Barbican theatre; Young Vic, London
Cate Blanchett is magnetic – and maddening – as faded actor Arkadina in Chekhov’s supreme play about writers. Plus, James Graham’s bracing real-life drama of actions and consequences hits home
Fresh from the seaside, I went in warily to Thomas Ostermeier’s production of The Seagull. How could that bird be an image of vulnerability, when on today’s beaches gulls are predators, strutting like bankers, swooping on passersby? What’s more, it is so hard to pull off the crucial scene in which Nina – betrayed by her lover, her ambitions in ruins – flaps desolately around calling herself a seagull. Tragedy often looks like histrionics. Which raises the question of why critics suspect the celebrated actor Arkadina of inauthenticity because of her profession, while Nina, the failed actor, is considered to be simply sincere.
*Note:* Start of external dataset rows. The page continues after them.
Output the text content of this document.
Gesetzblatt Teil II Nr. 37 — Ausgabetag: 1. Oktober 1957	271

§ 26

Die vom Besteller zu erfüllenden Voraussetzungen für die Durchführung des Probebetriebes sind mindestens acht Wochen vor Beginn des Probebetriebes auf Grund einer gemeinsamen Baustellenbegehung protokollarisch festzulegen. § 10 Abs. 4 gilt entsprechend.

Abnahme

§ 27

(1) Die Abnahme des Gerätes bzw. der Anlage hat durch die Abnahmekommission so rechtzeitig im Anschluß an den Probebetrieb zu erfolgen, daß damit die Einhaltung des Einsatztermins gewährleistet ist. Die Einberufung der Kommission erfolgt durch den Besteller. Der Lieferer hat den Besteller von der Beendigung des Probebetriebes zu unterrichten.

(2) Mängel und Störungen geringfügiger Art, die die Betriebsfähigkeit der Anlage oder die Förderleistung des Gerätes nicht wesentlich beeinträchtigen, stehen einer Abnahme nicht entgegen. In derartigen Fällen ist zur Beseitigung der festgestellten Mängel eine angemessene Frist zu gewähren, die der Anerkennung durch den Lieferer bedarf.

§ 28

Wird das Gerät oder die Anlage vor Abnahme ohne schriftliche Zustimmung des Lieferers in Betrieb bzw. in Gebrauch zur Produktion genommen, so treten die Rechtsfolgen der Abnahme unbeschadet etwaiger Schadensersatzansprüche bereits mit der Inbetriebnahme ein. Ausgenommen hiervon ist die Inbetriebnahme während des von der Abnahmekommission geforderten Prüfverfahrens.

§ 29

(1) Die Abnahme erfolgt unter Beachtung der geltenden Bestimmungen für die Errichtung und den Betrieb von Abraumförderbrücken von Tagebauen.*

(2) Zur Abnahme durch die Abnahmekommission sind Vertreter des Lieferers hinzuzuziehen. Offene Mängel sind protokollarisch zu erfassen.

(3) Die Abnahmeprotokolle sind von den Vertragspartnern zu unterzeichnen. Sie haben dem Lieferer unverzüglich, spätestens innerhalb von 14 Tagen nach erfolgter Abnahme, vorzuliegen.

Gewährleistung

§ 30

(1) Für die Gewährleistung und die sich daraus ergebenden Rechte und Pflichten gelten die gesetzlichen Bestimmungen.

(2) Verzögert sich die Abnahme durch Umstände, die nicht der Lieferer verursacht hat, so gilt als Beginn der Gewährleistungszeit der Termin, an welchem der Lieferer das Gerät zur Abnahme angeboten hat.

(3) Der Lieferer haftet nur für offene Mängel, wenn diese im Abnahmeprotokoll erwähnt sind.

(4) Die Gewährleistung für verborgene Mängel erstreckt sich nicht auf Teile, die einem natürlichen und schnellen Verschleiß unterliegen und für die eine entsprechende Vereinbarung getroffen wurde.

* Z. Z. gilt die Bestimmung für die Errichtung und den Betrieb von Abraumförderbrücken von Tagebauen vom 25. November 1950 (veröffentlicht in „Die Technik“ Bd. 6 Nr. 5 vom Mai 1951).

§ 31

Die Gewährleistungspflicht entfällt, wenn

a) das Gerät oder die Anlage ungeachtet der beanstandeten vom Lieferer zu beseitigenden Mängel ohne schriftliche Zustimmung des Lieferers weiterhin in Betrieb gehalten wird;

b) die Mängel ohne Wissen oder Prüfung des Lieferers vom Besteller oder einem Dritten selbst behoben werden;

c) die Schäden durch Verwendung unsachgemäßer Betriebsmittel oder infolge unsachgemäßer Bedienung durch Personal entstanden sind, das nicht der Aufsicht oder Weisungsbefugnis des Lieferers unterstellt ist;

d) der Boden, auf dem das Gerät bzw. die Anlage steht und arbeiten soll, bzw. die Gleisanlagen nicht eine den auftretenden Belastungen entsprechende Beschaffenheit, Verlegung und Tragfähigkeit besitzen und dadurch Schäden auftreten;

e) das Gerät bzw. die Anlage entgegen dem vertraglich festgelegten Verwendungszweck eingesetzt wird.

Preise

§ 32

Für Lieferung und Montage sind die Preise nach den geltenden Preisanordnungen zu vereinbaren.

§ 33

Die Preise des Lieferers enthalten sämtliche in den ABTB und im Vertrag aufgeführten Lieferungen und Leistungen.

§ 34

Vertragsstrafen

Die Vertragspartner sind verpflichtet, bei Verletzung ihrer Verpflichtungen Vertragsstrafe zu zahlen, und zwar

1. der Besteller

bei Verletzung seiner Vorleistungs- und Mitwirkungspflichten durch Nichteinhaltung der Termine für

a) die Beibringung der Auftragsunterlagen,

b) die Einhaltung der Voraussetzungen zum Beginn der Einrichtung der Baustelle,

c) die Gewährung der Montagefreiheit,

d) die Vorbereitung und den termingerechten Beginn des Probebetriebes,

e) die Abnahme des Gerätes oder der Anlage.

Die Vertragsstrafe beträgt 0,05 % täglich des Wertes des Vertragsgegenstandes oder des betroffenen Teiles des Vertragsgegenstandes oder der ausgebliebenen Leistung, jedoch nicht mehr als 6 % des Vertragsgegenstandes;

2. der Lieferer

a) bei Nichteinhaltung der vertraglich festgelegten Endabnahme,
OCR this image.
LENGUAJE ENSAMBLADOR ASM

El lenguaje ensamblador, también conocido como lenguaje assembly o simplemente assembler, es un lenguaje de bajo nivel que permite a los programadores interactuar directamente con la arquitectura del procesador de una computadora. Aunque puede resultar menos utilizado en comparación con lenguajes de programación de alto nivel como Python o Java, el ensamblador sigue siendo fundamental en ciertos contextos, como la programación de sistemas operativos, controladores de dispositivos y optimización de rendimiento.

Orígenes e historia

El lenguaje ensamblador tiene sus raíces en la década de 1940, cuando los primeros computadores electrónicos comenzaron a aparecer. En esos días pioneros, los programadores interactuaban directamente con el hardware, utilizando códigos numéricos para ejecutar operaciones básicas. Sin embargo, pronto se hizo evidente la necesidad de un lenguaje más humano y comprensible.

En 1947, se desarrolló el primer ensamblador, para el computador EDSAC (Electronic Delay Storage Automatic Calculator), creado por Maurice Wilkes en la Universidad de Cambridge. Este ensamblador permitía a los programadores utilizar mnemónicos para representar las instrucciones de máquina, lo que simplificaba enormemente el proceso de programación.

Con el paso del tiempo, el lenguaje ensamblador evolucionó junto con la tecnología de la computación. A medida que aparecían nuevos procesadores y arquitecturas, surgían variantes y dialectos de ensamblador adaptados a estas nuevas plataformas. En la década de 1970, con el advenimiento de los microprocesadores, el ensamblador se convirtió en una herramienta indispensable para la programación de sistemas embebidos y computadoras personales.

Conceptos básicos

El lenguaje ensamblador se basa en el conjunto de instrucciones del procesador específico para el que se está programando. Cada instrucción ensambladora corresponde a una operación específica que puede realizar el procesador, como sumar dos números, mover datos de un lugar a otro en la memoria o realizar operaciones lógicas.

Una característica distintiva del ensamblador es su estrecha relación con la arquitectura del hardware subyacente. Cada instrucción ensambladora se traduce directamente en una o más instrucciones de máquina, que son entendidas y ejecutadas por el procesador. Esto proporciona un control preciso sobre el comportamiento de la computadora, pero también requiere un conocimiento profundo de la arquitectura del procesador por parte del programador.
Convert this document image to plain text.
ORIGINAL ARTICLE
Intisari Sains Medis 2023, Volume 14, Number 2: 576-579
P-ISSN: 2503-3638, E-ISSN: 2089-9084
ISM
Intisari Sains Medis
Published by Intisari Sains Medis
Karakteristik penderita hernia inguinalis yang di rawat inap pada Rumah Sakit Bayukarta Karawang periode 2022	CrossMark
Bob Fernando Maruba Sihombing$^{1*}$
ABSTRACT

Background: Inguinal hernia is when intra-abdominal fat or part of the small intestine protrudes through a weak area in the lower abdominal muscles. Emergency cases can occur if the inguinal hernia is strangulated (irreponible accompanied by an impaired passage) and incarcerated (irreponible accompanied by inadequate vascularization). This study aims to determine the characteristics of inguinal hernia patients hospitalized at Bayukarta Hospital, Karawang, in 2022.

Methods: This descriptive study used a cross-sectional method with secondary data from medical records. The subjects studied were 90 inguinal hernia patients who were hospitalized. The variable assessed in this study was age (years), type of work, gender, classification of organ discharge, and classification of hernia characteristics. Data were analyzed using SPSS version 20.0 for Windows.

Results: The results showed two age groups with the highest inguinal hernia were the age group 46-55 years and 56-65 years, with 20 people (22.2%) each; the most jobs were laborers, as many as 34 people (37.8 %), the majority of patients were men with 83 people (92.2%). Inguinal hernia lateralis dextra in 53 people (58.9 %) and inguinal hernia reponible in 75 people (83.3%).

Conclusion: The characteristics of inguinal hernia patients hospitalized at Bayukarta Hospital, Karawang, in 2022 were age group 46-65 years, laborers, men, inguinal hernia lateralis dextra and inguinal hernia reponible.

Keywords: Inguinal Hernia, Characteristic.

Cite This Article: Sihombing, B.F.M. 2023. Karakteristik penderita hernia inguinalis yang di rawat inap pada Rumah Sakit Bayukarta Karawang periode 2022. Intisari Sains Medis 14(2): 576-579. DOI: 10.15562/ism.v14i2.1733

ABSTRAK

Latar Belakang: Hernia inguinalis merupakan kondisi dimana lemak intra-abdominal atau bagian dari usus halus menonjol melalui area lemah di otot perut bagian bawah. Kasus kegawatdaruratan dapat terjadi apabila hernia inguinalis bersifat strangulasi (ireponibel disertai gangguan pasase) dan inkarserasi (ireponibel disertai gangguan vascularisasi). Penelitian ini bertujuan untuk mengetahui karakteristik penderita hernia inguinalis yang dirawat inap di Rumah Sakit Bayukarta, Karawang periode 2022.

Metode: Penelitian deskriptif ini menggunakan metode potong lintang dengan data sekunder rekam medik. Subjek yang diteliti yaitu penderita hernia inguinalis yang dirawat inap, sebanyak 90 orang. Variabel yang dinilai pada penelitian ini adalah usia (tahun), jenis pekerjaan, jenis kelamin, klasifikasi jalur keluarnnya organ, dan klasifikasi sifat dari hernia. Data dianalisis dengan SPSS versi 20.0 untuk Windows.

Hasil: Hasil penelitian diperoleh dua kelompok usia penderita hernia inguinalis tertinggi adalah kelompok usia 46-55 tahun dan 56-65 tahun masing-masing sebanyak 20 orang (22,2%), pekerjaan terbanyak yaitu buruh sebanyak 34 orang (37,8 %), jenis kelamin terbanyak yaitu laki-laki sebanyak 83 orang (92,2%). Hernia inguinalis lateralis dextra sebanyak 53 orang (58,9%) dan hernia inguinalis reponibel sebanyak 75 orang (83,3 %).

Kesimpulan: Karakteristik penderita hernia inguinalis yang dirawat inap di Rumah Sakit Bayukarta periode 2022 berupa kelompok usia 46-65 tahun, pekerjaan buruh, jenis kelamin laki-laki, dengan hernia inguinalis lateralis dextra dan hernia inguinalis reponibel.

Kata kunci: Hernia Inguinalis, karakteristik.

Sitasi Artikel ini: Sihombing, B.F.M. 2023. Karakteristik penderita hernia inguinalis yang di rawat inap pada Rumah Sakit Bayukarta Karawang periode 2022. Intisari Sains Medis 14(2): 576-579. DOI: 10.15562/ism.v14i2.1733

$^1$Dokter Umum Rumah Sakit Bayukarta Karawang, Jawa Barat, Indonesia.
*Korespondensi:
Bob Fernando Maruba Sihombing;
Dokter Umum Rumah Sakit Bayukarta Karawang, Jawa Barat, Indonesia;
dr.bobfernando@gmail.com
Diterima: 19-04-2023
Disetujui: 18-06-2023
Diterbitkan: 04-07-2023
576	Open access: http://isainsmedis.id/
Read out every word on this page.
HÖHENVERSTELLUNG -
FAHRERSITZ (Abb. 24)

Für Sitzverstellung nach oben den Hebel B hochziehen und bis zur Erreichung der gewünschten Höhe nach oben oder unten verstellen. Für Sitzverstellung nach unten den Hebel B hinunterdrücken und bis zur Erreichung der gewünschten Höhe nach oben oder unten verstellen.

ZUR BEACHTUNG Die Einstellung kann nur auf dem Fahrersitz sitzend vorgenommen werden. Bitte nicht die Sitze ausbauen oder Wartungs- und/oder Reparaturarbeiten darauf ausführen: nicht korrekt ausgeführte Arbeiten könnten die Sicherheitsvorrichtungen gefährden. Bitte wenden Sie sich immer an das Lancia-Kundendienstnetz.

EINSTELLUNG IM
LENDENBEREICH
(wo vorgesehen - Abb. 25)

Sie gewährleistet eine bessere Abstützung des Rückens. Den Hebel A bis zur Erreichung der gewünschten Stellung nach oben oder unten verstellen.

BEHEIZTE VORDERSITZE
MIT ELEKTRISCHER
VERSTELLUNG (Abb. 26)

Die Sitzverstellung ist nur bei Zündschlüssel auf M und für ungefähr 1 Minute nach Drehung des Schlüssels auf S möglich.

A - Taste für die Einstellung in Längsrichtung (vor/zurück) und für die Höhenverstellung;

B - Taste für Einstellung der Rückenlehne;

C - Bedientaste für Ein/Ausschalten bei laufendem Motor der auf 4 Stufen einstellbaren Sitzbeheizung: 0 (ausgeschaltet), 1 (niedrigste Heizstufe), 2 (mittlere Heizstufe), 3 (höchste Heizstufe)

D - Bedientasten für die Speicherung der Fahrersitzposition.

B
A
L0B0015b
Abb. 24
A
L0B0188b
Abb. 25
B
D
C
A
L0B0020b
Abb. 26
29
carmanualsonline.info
And yet in this new adaptation by Ostermeier and Duncan Macmillan, Chekhov’s 1896 drama brims with interest, even when snatched brutally into the present: sun loungers! Quad bikes! This is the best ever play about writers, and a real quizzing of drama. Even better, as David Hare, the author of a very good version, has argued, it’s a play about change and struggle, in which theatre is “only the metaphor”.